Камень, брошенный богом - Федорцов Игорь Владимирович. Страница 32

От навалившейся хандры немного отвлекла беглая встреча с Маршалси. Неуверен, что нас ни кто лишний не слышал, мне было в высшей степени наплевать, я обратился к идальго.

— Вы как-то попросили меня не задавать лишних вопросов? — левый глаз Маршалси едва прищурился в подтверждении своей просьбы. — Я попрошу вас заимообразно. Не задавайте лишних вопросов. И помните! Наш уговор в силе.

Маршалси не ответил ни слова, едва кивнул. Служба есть служба. Его жест, единственный добрый знак, примеченный перед отъездом. Да и тот как-то смазался на фоне увешенных боевым железом арендованных рейтар.

В карету я усаживался, прибывая в плену горьких сожалений. И первое о чем сожалел, о вчерашней не воздержности в питие, второе, что не порезвился на дорожку ликерчиком. Об остальном и вспоминать не хотелось. Эх, мы… Дятел-птица…

Впрочем, самоанализом я занимался не долго. Карета тронулась и Бона подступила ко мне с вопросами. Времяпрепровождение Гонзаго в долгом отсутствии очень и очень ее занимало.
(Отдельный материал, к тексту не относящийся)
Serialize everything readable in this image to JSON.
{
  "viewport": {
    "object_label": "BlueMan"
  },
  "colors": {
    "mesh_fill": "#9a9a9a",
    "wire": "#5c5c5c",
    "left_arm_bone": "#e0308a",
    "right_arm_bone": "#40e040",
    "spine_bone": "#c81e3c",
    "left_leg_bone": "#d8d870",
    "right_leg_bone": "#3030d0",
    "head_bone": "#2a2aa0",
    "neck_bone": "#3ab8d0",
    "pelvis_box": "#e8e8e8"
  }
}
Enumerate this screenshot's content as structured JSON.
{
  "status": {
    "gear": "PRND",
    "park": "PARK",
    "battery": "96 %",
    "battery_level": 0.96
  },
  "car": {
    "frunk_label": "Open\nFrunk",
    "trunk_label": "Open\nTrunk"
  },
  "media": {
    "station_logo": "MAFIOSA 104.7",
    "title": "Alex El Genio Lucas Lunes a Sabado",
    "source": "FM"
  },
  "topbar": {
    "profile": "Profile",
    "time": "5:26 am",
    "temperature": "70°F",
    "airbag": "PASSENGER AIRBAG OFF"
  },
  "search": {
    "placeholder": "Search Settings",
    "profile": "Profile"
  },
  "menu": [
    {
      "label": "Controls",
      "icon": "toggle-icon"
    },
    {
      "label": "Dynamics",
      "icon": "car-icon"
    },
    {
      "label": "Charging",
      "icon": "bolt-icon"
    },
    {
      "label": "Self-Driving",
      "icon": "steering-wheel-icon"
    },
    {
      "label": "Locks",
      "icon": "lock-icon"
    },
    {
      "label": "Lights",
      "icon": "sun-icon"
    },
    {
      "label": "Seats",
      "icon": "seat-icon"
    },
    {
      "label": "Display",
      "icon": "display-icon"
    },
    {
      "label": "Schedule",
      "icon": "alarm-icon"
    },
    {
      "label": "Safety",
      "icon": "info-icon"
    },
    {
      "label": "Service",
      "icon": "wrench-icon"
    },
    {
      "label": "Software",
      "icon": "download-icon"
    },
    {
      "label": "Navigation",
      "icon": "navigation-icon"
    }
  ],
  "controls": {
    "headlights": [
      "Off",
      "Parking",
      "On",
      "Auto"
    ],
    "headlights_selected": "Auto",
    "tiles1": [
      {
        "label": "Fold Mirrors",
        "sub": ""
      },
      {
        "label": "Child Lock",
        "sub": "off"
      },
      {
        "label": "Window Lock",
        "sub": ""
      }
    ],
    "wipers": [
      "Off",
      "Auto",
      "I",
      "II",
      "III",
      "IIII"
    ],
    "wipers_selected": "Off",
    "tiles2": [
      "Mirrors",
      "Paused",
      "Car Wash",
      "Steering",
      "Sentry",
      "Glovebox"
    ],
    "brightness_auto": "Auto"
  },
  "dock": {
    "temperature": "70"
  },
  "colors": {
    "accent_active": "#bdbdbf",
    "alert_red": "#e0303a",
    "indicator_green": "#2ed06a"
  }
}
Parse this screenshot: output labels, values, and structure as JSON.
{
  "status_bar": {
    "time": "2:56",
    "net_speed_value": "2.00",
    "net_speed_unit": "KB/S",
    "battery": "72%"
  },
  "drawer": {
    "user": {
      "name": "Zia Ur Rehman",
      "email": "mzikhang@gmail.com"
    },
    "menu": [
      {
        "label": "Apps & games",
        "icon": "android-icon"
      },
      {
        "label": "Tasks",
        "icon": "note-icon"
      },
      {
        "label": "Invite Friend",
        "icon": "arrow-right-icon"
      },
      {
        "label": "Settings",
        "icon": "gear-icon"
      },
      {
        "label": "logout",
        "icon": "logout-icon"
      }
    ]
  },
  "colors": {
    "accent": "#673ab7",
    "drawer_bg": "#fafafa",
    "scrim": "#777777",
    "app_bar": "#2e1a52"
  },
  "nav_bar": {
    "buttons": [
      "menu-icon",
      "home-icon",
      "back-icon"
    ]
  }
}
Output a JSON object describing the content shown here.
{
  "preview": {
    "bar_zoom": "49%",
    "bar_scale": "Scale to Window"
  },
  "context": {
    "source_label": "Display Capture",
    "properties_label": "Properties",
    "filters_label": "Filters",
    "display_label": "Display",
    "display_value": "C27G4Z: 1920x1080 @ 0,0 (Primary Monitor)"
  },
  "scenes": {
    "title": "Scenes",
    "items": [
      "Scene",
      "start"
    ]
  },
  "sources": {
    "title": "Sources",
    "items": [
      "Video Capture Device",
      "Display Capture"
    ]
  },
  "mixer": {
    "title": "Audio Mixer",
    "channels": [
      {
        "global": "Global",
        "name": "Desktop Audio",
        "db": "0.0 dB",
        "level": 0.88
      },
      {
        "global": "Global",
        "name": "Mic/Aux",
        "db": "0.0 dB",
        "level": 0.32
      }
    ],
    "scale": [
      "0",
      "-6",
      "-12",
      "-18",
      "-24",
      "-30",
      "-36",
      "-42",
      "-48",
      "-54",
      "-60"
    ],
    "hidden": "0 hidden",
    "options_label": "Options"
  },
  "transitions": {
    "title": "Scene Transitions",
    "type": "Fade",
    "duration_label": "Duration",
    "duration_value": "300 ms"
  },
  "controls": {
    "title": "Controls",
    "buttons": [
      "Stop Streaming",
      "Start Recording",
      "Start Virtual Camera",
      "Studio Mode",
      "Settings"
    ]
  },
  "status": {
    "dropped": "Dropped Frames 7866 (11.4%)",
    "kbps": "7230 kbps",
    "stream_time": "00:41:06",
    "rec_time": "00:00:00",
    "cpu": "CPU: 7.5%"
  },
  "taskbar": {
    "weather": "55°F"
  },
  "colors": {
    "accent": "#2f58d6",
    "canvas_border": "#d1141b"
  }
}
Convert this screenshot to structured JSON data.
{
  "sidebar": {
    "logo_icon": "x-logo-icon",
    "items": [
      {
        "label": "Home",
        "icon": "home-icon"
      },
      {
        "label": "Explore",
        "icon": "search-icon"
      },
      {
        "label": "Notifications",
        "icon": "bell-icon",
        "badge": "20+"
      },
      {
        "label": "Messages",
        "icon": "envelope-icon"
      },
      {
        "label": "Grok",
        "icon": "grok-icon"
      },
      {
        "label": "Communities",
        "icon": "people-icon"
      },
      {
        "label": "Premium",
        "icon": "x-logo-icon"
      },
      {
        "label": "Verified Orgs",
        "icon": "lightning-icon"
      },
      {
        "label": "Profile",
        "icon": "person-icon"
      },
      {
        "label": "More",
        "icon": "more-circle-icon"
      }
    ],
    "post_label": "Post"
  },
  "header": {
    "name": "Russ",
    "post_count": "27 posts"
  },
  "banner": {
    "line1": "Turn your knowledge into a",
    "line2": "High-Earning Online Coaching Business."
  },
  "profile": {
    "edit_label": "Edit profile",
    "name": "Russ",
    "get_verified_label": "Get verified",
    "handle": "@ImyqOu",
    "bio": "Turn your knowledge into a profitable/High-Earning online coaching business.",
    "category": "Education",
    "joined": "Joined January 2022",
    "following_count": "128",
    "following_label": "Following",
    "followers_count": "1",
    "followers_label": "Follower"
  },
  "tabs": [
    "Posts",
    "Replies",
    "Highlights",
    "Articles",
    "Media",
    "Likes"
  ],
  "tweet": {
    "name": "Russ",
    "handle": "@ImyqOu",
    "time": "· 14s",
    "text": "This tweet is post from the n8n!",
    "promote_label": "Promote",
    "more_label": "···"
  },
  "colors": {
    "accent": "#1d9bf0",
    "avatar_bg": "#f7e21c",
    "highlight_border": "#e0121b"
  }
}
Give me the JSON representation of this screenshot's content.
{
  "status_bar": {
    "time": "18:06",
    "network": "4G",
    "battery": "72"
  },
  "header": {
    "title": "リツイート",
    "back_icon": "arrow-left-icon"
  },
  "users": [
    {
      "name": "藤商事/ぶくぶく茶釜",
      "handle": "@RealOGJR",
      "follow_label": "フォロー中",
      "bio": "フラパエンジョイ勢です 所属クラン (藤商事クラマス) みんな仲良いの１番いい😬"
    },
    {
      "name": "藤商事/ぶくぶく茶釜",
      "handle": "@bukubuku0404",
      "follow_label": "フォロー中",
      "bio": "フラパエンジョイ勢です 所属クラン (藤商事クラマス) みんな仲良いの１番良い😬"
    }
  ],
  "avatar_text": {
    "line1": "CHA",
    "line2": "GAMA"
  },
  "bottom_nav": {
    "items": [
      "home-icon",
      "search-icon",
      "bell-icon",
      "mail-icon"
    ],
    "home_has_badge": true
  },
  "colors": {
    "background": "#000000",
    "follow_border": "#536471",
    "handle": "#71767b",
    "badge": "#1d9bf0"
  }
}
— Значит ты жил под крылышком у Ксавьеры? — не с добром спросила она, заранее представляя будущий ответ.

Тупик стопроцентный. Не мог же я ей объяснить, что имел в виду европейскую писательницу, посвятившую простыни страниц и море чернил описаниям "где лизать и что сосать".

— Покуда я, сбившись с ног, искала тебя, ты проводил время в кровати отставной императорской шлюхи? — настаивала услышать ожидаемое Бона. Видно её лишний раз хотелось убедиться, какая Гонзаго скотина, и заодно приобрести дополнительную возможность давления на слабохарактерного блудливого кабальеро.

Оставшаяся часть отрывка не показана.